Колин опять собрался орать. Но под моим тяжелым взглядом пробурчал:
— У твоих хавку нашли. Голодают бедные.
Я повернулся к ним. Ответил один из мальчишек, кажется, его звали Орек.
— Тебя, то есть Вас, не было ни на обеде, ни на ужине, вот мы с ребятами и решили взять Вам поесть. А Сержант ничего слушать не хочет.
Я повернулся к Колину:
— Кажется, бойцы должны друг друга выручать?
Тот плюнул и сказал:
— Наряды я с них не снимаю.
— Я сам за них отдежурю, сказал я. В лазарете буду за теми, кого ты побил на тренировке, ухаживать.
Колин молча развернулся и вышел. Через некоторое время в палатку пришло трое моих бойцов из лазарета. Одного, того, что с сотрясением, Креона оставила до завтра.
— Подойдите ко мне, — сказал я, уписывая хлеб с похлебкой. — Спасибо за ужин. Сейчас я поем, и мы пойдем с вами заниматься.
Через какое-то время мы вышли к тренировочной площадке. Двигались, как это положено в армии, строем по двое. На встречу шел Сикор.
— Куда направляемся?
— На проведение дополнительных тренировочных занятий.
— Хорошо. Я пойду с вами, а то вам припишут нарушение устава за хождение после отбоя. Да и оружие не выдадут.

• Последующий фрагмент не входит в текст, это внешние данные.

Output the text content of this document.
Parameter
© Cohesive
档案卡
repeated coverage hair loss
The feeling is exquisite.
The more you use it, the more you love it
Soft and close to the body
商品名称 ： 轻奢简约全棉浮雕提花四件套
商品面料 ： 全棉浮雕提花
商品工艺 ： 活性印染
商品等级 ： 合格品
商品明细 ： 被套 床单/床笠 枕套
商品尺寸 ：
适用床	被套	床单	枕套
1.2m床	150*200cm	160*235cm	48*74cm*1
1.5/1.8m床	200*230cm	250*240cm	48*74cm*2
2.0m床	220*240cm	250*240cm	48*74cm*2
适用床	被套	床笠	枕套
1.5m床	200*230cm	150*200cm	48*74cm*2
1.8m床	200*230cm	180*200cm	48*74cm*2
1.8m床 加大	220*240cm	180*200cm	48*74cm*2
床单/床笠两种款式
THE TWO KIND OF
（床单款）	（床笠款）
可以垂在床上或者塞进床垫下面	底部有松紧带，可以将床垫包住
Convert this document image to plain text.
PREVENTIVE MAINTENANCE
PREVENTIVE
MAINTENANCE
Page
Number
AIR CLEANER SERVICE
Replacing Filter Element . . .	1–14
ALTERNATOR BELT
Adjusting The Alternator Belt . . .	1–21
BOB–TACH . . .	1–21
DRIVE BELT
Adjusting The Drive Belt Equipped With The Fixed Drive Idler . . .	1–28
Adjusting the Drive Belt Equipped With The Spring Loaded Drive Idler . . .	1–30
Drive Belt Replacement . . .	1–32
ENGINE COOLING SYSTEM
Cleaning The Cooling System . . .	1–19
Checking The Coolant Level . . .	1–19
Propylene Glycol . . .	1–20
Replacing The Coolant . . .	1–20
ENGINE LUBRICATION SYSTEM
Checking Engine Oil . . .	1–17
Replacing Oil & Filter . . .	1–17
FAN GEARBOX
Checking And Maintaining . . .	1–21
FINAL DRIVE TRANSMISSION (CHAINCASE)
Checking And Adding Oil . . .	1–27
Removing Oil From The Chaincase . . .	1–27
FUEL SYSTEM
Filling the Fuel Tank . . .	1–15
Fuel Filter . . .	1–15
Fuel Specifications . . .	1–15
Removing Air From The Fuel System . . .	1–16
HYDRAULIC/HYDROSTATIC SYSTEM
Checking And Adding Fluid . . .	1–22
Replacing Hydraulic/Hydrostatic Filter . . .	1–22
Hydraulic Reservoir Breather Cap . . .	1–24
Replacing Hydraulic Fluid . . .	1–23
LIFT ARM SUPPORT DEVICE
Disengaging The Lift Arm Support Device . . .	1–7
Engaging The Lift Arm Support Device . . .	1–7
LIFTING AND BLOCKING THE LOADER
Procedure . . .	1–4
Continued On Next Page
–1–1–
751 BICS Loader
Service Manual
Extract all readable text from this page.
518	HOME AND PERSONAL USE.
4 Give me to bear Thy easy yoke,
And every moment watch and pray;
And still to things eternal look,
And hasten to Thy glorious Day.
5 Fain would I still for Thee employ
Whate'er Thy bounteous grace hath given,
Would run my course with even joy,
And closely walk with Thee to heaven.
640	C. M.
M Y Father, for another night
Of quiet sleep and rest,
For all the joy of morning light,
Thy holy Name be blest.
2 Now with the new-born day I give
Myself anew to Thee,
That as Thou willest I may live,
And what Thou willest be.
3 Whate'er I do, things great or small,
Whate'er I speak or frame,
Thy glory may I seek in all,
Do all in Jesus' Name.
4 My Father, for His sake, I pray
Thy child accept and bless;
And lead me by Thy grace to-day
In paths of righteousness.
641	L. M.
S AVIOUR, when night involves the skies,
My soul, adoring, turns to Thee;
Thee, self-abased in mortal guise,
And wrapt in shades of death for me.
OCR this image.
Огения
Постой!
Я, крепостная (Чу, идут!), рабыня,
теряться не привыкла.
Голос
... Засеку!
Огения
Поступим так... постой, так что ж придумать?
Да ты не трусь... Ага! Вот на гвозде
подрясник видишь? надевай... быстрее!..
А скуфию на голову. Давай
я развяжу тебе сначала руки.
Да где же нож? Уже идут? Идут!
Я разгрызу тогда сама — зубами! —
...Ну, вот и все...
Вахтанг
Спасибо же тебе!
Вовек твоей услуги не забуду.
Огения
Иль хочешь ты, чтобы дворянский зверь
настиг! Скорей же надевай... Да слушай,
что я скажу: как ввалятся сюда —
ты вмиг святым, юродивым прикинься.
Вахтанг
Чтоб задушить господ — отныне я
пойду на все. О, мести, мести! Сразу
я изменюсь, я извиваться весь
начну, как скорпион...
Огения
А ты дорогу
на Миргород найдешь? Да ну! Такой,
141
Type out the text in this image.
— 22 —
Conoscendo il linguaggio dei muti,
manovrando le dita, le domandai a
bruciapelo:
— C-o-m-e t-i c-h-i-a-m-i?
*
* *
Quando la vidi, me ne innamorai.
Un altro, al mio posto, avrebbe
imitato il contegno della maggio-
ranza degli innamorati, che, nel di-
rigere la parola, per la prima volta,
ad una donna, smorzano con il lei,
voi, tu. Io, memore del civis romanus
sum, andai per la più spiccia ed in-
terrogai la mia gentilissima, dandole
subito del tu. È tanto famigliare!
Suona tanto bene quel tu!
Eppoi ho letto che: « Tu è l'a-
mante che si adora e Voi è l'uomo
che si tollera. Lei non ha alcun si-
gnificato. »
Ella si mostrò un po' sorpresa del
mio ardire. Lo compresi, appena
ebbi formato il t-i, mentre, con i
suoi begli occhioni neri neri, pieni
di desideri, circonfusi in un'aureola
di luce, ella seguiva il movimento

Он возглавил нашу колонну. На тренировочной площадке он раздал всем мечи, сел по своему обыкновению в сторонке и стал за нами наблюдать. Я решил начать заниматься с ними по ускоренной методике. Мы нападали друг на друга и оборонялись как в обычном бою, только в медленном темпе. Самое главное, чего я требовал — плавности движений. Когда все движения стали более-менее понятны, мы попробовали то же самое делать в более быстром темпе. Сразу полезли ошибки. Мы опять замедлились. Так пошло два часа. Сикор не только наблюдал, но, на каком-то этапе, стал делать бойцам замечания. А под конец мы с ним показали мастер-класс нападения и защиты. Плавные медленные движения, лежащие в основе боевого применения меча, завораживали.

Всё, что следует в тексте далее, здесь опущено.